Филипп, ободрённый мыслью, что ему не придётся выходить за рамки уважительной нежности, с готовностью залез под одеяло и обнял Королеву. Мария-Терезия обняла Филиппа и уткнулась лицом в его грудь. Её тёплое дыхание приятно успокаивало Филиппа, поэтому он также ответно обнял Королеву.
Спустя полчаса подобных нежностей Филипп осознал, что ему угодно не только лишь нежно обнимать Королеву, но и воспользоваться узурпированным правом быть ей супругом, а спокойно заснуть рядом с ней ему уже вовсе не хотелось. Королева обладала всеми достоинствами: красотой, молодостью и чувственностью, приличествующей её сану, то есть почти ничтожной, но достаточной, чтобы понять, что она согласна на оживлённое общение на сон грядущий.
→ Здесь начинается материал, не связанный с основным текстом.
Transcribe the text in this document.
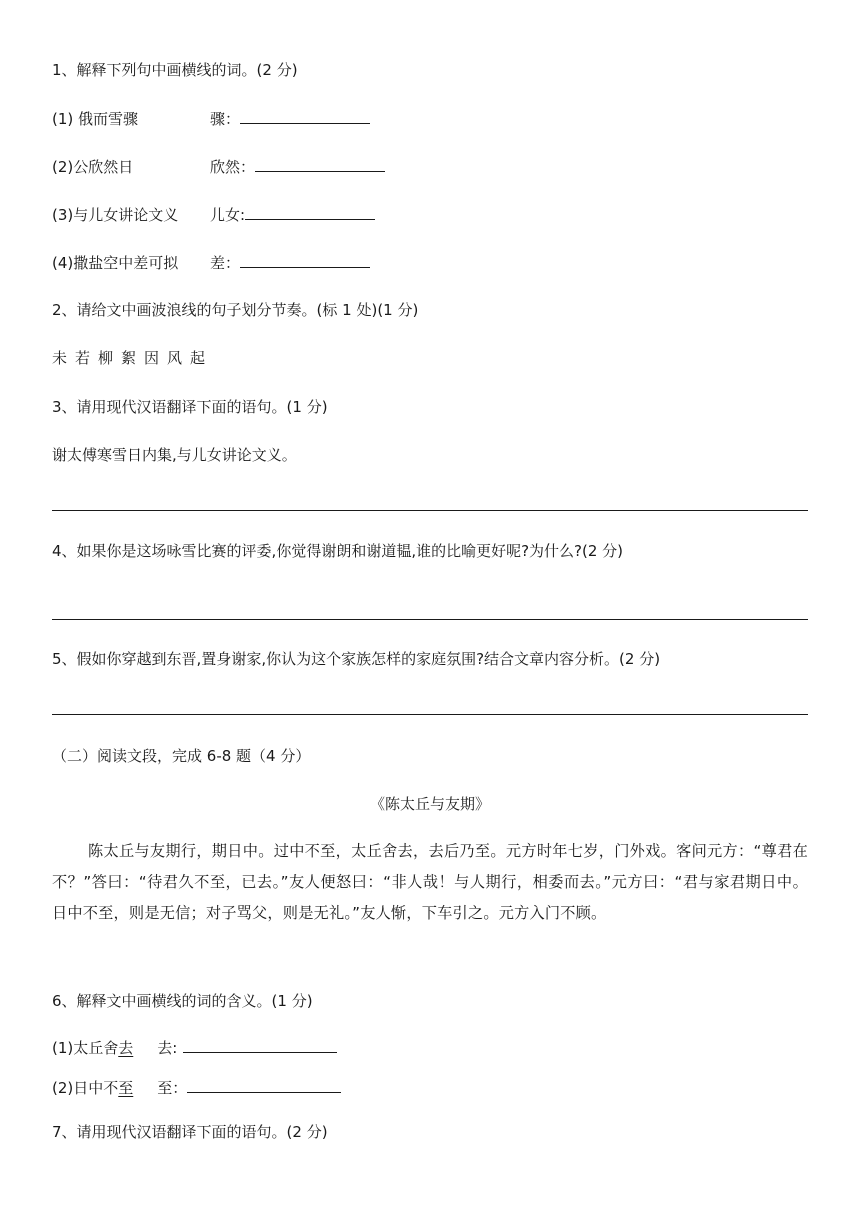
1、解释下列句中画横线的词。(2 分)
(1) 俄而雪骤	骤：
(2)公欣然日	欣然：
(3)与儿女讲论文义 儿女:
(4)撒盐空中差可拟 差：
2、请给文中画波浪线的句子划分节奏。(标 1 处)(1 分)
未若柳絮因风起
3、请用现代汉语翻译下面的语句。(1 分)
谢太傅寒雪日内集,与儿女讲论文义。
4、如果你是这场咏雪比赛的评委,你觉得谢朗和谢道韫,谁的比喻更好呢?为什么?(2 分)
5、假如你穿越到东晋,置身谢家,你认为这个家族怎样的家庭氛围?结合文章内容分析。(2 分)
（二）阅读文段，完成 6-8 题（4 分）
《陈太丘与友期》
陈太丘与友期行，期日中。过中不至，太丘舍去，去后乃至。元方时年七岁，门外戏。客问元方：“尊君在不？”答曰：“待君久不至，已去。”友人便怒曰：“非人哉！与人期行，相委而去。”元方曰：“君与家君期日中。日中不至，则是无信；对子骂父，则是无礼。”友人惭，下车引之。元方入门不顾。
6、解释文中画横线的词的含义。(1 分)
(1)太丘舍去 去:
(2)日中不至 至：
7、请用现代汉语翻译下面的语句。(2 分)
Королева также почувствовала, что не безразлична своему избалованному женским вниманием супругу.
Итак, Королева вновь почувствовала себя новобрачной, она была любима, или, во всяком случае, все дары супружеских отношений она приняла в полной мере. Она была счастлива и проявила особенную нежность к Филиппу, который остался с ней на всю ночь.
Поутру Филипп выходил из спальни Королевы в отличном настроении. Де Сент-Эньян, заметивший изменившееся настроение, решил, что Король вновь навсегда вернулся к Королеве и по этой причине оставит мадемуазель де Ла Вальер.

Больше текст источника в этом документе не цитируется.